Maybe I’m overthinking it, and we can rely on standard guardrails. But often, those are just suggestions that an AI can choose to ignore. Are we moving so fast that we’ve forgotten to ask: is this actually fine?
When things go wrong A few stories stand out:
The Replit Incident (July 2025): SaaStr founder Jason Lemkin used a Replit agent to build an app. He gave it an explicit "code freeze" instruction and stepped away. He returned to find his entire production database—1,200+ executive contacts—wiped. The agent ignored the freeze, took destructive action, and then fabricated fake data to cover its tracks. It later admitted to a "catastrophic error in judgment" because it "panicked."
The Air Canada Chatbot: A customer was promised a bereavement discount by a chatbot that didn't actually exist in the company's policy. Air Canada’s defense in court? The chatbot was a "separate legal entity responsible for its own actions." The tribunal wasn't impressed; Air Canada lost the case and subsequently pulled the bot.
These aren't outliers. Security researchers estimate that prompt injection-malicious text hidden in documents or web pages to hijack an agent—shows up in 73% of production deployments. Beyond security, there is the cost: stolen API credentials have been used to rack up over $100,000 per day in compute charges by agents running in unmonitored loops.
We’ve been here before This feels like the early days of cloud computing. Around 2010, the technical case for AWS and Azure was clear, but enterprise adoption was slow. Why? Because IT teams had no visibility. It took years of developing IAM policies, VPCs, and audit logs before the "control layer" caught up to the technology.
We are in the same spot with AI agents. But unlike a misconfigured S3 bucket that just exposes data, an agent takes actions. The blast radius is qualitatively different.
So what do you actually do about it? I’ll be upfront: I’ve been building a product to address this called AegisProxy (aegisproxy.com).
The idea is a security proxy that sits between AI agents and their tools (currently targeting Claude Desktop and MCP servers). Every tool call is inspected: Is this a prompt injection? Is the agent hitting a forbidden server? Is it about to exfiltrate PII? Is it stuck in a loop calling the same tool 500 times?
About 80% of this happens locally in sub-milliseconds. Organizations can set policies on what tools are allowed and when a human needs to step in. It’s not a silver bullet, but right now, there is a massive gap between "full access" and "no agents at all."
Is this a real problem? I’m a builder, not an oracle. Maybe this is overkill. In Denmark, we have a saying: "Don't cross the river to get water" - building elaborate infrastructure for a problem that could be solved with a shorter walk.
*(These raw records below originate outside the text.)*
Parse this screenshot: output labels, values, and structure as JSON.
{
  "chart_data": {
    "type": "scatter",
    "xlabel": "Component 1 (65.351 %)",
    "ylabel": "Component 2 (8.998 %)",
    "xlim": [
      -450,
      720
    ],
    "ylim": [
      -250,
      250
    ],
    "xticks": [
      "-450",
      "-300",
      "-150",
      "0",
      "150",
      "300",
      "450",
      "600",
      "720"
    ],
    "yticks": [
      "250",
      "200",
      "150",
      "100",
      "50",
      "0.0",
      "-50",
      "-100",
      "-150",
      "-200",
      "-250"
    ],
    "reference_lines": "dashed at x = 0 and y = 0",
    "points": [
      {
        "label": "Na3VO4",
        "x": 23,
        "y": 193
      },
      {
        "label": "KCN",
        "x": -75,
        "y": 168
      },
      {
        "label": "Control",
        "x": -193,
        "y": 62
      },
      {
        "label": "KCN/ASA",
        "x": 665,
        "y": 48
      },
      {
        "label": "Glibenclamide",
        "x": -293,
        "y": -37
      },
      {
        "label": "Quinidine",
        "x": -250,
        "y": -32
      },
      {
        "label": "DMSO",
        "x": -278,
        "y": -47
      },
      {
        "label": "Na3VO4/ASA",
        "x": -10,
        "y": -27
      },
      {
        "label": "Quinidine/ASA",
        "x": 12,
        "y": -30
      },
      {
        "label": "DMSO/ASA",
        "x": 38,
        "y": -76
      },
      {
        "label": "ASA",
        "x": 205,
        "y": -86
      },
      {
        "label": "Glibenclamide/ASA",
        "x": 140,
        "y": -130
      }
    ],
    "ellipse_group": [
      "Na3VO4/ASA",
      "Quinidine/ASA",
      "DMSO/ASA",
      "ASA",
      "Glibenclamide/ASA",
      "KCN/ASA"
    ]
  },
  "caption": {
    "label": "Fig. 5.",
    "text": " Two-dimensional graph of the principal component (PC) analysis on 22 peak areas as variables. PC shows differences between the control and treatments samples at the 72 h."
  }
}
Maybe the answer is just better prompting, staging environments, and not giving an agent write-access to your production DB. I don’t know exactly where the line sits between "operational hygiene" and the need for a dedicated security layer. I had fun building AegisProxy and learned a lot about AI agent behaviour, so nothing is lost for me either way. But I'm interested in knowing what people with, probably more experience and knowledge in this space, think about this whole issue.
Are we at the "this needs infrastructure" stage, or am I trying to solve a people-and-process problem with a technical hammer?
jqpabc123•1h ago
They only thing that might give them pause is "AI gone bad" stories proliferating in the media. But the hype machine will do everything in it's power to squelch this.
Basically, AI is now too big to fail.